The film opens in the reassuring environs of British domesticity. A long-married couple travel into London to visit their children. May (Anne Reid) still has her health and the remains of her beauty, but Toots (Peter Vaughan) seems always out of breath. They arrive at the expensive new home of their son Bobby (Steven Mackintosh), go for dinner at the flat of their daughter Paula (Cathryn Bradshaw) and then Toots dies of a heart attack.

It's clear that Bobby and Paula do not much love their mother, although Paula goes through the motions; Bobby is always darting away for urgent conversations on his cell phone. May understands this, and yet when she returns home, she finds she simply cannot stay there: "I'll be like all the other old girls around here, and then I'll go into a home. I'd rather kill myself." She returns to London, is greeted coolly by Bobby and his wife, but finds a role with Paula, who needs a baby-sitter.

At Bobby's expensive house, work is underway: His best friend Darren (Daniel Craig) is building a new solarium. One night May hears Paula having sex in her living room, peers into the room and discovers that Darren is Paula's lover. This discovery causes something to shift within May, who becomes friendly with Darren, brings him breakfast and lunch on a tray, and asks him, "Would you come to the spare room with me?"

She is in her 60s, he is in his 30s (and married, with an autistic child). She is a sweet-faced matron, he is bearded and muscular. I was reminded of Fassbinder's "Ali: Fear Eats the Soul" (1974), with its tall Moroccan immigrant and its doughy German widow, and indeed Anne Reid looks a little like Brigitte Mira, Fassbinder's star. But Fassbinder's couple had nothing in common but need; May and Darren find that they talk easily, laugh at the same things, are comfortable together. We follow them to lunch along the Thames and to the churchyard where Hogarth is buried; they are probably the only two people in the story who know who Hogarth was.

We think we know where the film stands: It will be about love transcending age. Not at all. That reassuring subject would leave Paula out of the picture, and she desperately pursues Darren and expects him to leave his wife. As sex gives May an inner glow and inspires her to improve her hair and wardrobe, desperation eats away at Paula until she looks almost as old as her mother, and more haggard and needy. She drinks, which doesn't help. After she and her brother guess the truth about May and Darren, Paula pushes to the center of the story with cold, unforgiving fury.

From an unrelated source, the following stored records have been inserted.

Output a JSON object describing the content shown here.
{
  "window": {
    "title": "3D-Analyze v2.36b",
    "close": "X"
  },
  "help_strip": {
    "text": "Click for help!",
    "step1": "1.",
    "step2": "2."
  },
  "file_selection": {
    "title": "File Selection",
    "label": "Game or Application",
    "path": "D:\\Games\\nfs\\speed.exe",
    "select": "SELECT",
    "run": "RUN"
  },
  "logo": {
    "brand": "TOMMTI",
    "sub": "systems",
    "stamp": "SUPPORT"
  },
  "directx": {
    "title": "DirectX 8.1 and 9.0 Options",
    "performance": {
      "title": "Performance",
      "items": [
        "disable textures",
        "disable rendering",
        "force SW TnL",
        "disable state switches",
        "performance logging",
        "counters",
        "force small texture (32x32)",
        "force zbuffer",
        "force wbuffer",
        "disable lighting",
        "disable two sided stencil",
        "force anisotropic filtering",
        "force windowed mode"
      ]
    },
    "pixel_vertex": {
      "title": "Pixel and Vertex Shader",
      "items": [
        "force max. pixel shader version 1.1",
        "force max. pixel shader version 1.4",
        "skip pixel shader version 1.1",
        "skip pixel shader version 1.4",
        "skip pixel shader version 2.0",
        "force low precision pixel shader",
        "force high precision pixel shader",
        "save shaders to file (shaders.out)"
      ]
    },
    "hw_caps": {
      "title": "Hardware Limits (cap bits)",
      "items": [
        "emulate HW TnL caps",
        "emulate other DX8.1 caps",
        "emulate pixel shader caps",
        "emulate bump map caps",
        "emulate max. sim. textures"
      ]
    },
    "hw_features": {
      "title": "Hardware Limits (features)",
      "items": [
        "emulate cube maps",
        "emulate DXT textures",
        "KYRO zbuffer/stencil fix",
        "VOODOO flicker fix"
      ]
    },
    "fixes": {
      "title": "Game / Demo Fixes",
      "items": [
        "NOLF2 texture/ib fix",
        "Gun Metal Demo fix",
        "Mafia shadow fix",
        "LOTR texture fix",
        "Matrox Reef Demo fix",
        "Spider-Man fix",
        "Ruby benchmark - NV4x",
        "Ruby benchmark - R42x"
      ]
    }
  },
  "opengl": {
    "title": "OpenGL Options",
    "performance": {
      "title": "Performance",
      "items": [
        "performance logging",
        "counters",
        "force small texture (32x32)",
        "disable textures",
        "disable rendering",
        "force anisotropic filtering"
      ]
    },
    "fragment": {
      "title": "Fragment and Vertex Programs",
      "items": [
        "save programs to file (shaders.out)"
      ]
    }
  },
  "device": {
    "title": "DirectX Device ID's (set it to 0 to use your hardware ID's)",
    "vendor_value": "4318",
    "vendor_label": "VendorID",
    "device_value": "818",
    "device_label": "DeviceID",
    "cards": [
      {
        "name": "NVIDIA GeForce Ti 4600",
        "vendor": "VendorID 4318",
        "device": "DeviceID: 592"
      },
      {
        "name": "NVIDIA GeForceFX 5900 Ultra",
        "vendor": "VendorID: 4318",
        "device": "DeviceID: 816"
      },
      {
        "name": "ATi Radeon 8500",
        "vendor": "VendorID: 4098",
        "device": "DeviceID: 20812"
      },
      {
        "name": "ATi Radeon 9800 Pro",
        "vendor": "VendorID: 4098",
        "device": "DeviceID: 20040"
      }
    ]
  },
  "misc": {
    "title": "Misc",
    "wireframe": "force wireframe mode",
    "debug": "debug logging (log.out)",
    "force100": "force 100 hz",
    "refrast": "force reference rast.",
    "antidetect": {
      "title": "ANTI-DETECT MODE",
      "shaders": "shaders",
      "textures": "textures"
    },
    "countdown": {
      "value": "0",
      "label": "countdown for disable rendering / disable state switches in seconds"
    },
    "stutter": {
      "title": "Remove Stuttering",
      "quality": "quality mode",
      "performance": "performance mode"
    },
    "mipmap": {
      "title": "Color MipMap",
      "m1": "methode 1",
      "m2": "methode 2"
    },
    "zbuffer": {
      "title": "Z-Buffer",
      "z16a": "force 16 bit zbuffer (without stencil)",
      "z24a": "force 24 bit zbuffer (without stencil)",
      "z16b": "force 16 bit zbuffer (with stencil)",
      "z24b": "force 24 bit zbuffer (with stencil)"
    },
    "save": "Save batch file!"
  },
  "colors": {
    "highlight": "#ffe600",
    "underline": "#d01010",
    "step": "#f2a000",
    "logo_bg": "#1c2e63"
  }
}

"The Mother" was written by Hanif Kureishi, whose screenplays include "My Beautiful Laundrette" and "My Son the Fanatic." It has been directed by Roger Michell, who, hard to believe, is also the director of the comedy "Notting Hill." Kureishi is relentless in peeling away the defenses of his characters, exposing their naked needs and fears. Familiar with the conventions of fiction, we expect to like someone in this movie. In the middle stretch, we like May and Darren, even while we're aware of something not right in their relationship (it isn't the age gap, it's something trickier). But by the end, there is nobody to like; we're faced with the possibility that to truly know someone is to wish you knew them less.

There is courage everywhere you look in "The Mother." In Anne Reid, who follows May with unflinching honesty into the truth of her life. In Cathryn Bradshaw, whose Paula has never felt loved or valued by anyone. In Daniel Craig, who seems to understand why Darren wants to have sex with May, and helps us understand it, and then, when we think we do, shows us we don't. By the end, "The Mother" has told us all we need to know about the characters, except how to feel about them. It shows how people play a role and grow comfortable with it, and how that role is confused with the real person inside. And then it shows the person inside, frightened and pitiful and fighting for survival. I have a lot of questions about what happens in this movie. I am intended to.

Roger Ebert

Roger Ebert was the film critic of the Chicago Sun-Times from 1967 until his death in 2013. In 1975, he won the Pulitzer Prize for distinguished criticism.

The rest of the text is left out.